The South Korean city of Songdo, a planned international metropolis developed by corporations (Gale International, with a technological infrastructure by Microsoft), is slated for completion in 2015. The city is designed to be perfect: plans call for the elimination of social ills, care-free living, and induced happiness for all citizens, atop a giant landfill south of Seoul. Ubiquitous technology is a central tenet of the planned infrastructure, but concerns over an all-knowing, Big Brother style society have been raised. As a corporate venture, public space will be privatized. What effect will this have on people’s private lives? “We will build in all this functionality,” answers Catherine Maras, Microsoft’s Director of Worldwide E-Government who is involved in the Songdo project. “Really it’s opt-in or opt-out.
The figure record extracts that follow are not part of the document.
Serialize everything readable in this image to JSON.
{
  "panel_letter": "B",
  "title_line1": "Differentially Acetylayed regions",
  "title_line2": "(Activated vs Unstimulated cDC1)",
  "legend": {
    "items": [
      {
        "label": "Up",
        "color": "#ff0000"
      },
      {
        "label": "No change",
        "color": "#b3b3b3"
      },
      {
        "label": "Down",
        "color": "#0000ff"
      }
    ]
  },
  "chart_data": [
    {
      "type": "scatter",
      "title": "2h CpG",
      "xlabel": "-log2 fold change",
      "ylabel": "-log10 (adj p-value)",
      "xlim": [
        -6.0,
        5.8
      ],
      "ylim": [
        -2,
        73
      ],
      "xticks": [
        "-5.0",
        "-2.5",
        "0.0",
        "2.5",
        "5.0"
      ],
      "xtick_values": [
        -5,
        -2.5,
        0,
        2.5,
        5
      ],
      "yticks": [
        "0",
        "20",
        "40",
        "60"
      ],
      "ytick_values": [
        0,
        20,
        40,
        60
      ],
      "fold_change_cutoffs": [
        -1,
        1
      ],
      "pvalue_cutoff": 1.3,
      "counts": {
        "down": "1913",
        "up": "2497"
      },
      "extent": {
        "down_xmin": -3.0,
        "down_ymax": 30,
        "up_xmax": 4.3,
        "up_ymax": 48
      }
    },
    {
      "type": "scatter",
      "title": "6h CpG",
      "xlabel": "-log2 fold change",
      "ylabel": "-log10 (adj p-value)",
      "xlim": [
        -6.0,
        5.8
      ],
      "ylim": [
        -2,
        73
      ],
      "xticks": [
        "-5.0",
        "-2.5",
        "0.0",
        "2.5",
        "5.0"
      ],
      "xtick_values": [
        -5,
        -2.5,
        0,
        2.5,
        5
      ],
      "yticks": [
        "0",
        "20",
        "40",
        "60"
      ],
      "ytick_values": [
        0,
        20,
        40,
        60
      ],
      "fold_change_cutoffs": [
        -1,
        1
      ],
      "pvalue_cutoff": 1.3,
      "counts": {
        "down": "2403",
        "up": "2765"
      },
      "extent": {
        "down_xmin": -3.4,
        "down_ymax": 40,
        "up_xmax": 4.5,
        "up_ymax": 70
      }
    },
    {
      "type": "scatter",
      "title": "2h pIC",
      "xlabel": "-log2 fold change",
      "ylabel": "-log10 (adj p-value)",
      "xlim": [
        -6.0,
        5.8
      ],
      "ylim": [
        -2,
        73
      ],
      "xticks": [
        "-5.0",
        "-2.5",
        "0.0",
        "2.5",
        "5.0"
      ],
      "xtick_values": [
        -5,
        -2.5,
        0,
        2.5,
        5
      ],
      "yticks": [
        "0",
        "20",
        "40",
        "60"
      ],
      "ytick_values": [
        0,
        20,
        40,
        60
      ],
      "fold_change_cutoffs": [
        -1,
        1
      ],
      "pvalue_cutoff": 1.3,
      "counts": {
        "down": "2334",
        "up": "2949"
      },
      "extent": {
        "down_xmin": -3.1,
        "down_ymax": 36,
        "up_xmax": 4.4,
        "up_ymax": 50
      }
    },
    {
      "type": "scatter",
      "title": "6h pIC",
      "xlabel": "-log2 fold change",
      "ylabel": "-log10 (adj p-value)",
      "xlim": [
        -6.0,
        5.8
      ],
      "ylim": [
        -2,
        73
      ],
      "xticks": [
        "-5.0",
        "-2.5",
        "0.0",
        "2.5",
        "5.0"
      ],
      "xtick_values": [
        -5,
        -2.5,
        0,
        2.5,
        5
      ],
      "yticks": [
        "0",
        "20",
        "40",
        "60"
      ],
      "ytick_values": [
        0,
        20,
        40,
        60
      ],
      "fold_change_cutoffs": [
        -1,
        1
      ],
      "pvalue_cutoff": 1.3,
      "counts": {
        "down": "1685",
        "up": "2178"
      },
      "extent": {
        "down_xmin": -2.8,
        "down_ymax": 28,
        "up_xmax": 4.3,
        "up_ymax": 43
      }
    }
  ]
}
Whatever the citizens want to make their lives easier.”
Songdo is not the first Utopian city—Brasilia is one of many another examples, which at its completion in 1960 promised a utopian experience of a redesigned city specifically for the modern lifestyle. Inevitably, utopian visions are met with the mundane realities of living inside these ‘golden dreams’. Today, Brasiliense families manifest their rejections of utopian design by reasserting familiar values, concepts and conventions of urban life. Songdo may function in a similar pattern.
PERFECT.CITY is a 2-channel video installation consisting of a large double-sided projection screen.
One side of the screen alternates between live-action footage of the artist recreating the design process of the city, scrubbing backwards and forwards through time, mixed with a time-lapse recording of the planning and construction of the virtual city. This video component mimics a documentary style look at “the making of” New Songdo.
On the opposite screen is a slow motion animation, using the popular SIM City software, of a population wandering aimlessly amongst cold, bland and featureless urban street-scapes. This future city is unattached to history and the somnambulist pedestrians point to the weary, stale, and unprofitable experience of techno-utopianism.The featureless city streets depicted call into question the all too brief period and limited input from non-corporate entities devoted to planning the city.
In PERFECT.CITY I explore the use of technology in everyday settings and how it both reflects and creates phenomenological experiences. These experiences are interdependent, symbiotic and create meaning in a mutual fashion. In depicting the role of ‘planner and developer’ in PERFECT.CITY, I embody and perform the process of creating utopic visions, where dreams pass into action and back again. Though these cycles are complex, the work minimizes the aesthetics to feature the beauty of the mundane: both on the programming side, and within the everyday life that a future utopia would present.